Response times generally don't impact patient outcomes. Most cardiac arrest survivors had interventions prior to EMS arrival. Many patients who die in hospital are still dying from hospital acquired infection. If a patient dies of a GSW to the chest, that's one thing. No amount of BLS or ALS can save them and I'd argue that a thoracic surgeon gowned up and standing in the street as it happened won't make a difference either, but let's not let that get in the way of the true drive behind this research:
Hospitals save lives, not Paramedics.
Can't argue that. It is hard to argue that a person alive in a hospital for 56 days following cardiac arrest, then dies, is the fault of 14 of the first 21 minutes of that person's insult.
We can control for variables and I don't doubt that the researchers did just that, but we must also remember that focusing on the blood and guts and CPR alone will not give an accurate picture of an EMS system.
ALS exists to assess and treat at a level far above what the Chicago folks want you to understand. "Scoop and Run" and "Stay and Play" haven't been uttered since the early 90's as far as I can tell and we've learned our lesson about pausing compressions for intubation and pulse checks (In the middle of this research no less). ALS exists to intervene in respiratory cases, allergic reactions, tachycardias, bradycardias, mental disorders, minor infections and illnesses and a whole host of other cases that are treated and redirected away from an ED when appropriate.
If the researchers follow their conclusions to a logical end, their data will support only BLS ambulances and a universal "Scoop and Run" policy for each and every 911 call.
Did they miss where we only transport about 60% of our patient contacts? Think the EDs are overcrowded now? Wait until each and every patient hits the doors lights and sirens (shortening arrival to ED time) with an incomplete assessment, no interventions prehospital and an increase in volume of nearly 50%.
The numbers are nothing new. Don't get upset because this data contradicts your 3 years observations on an ALS truck. This is a wake up call for EMS.

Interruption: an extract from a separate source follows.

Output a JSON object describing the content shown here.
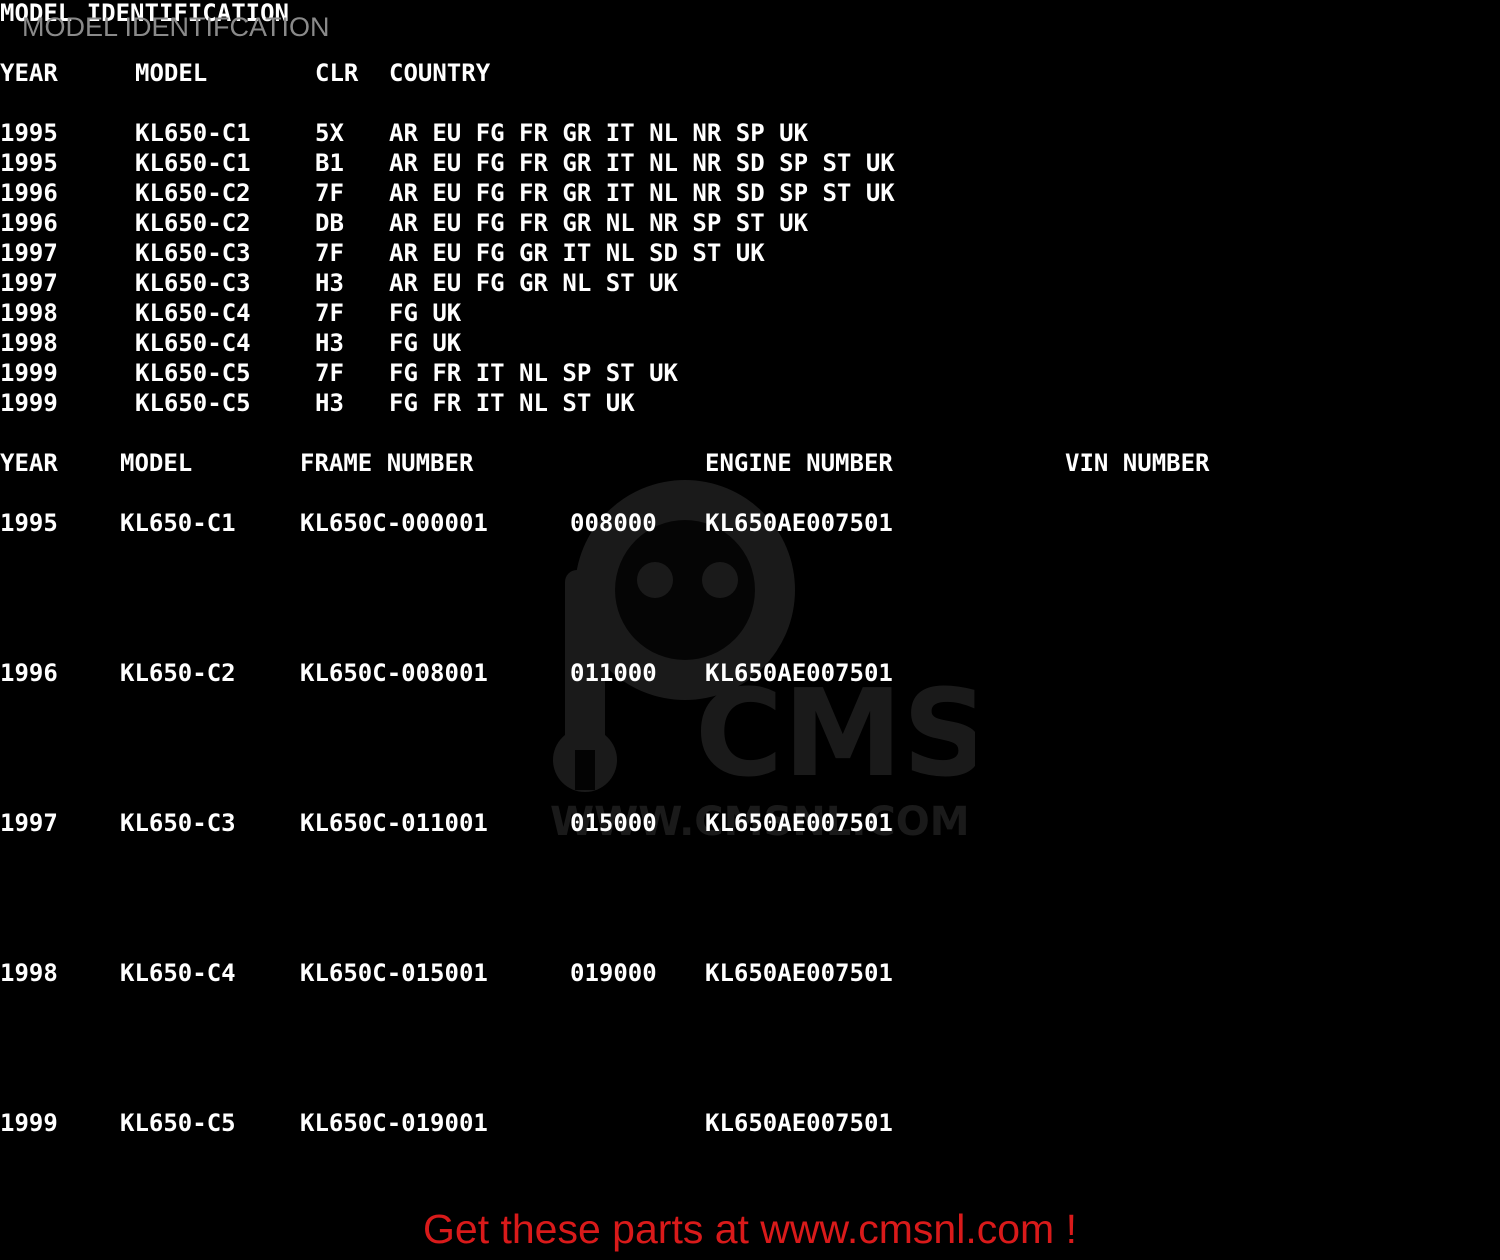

The data say ALS isn't helping, heck it is hurting. Methodology aside, would you rather address this study or make sure the next one has different results?
If all we do is reclined cot transport to the ED, I'm 100% behind the Chicago study. Load'em all up, staff the ambulance with a driver and EMT-Basic and haul ass to the ED.
If we want to make a positive impact in the community, agree that ALS patients are more often sicker, more complicated and require more assessment and intervention skills to be delivered viable to the ED.
Agree that the ED CAN NOT be the only destination for all patients.
Agree that BLS and ALS CAN NOT be the only services provided in your community.
Agree that regardless of response times and scene times, good care sometimes takes time to get right.
Agree that endotracheal intubation is not the gold standard in airway management.
Agree that most of what we do is based on anecdotal observation, past practice and, in some cases, voodoo (LSB, epi, Bicarb).
Agree that the American ambulance system is broken and that all the bells and whistles we want to add to the prehospital area need to be researched and proven successful before being widely implemented.
Only then can you challenge the research. Only then can you try to stand up to defend what you do, what I do, what we do.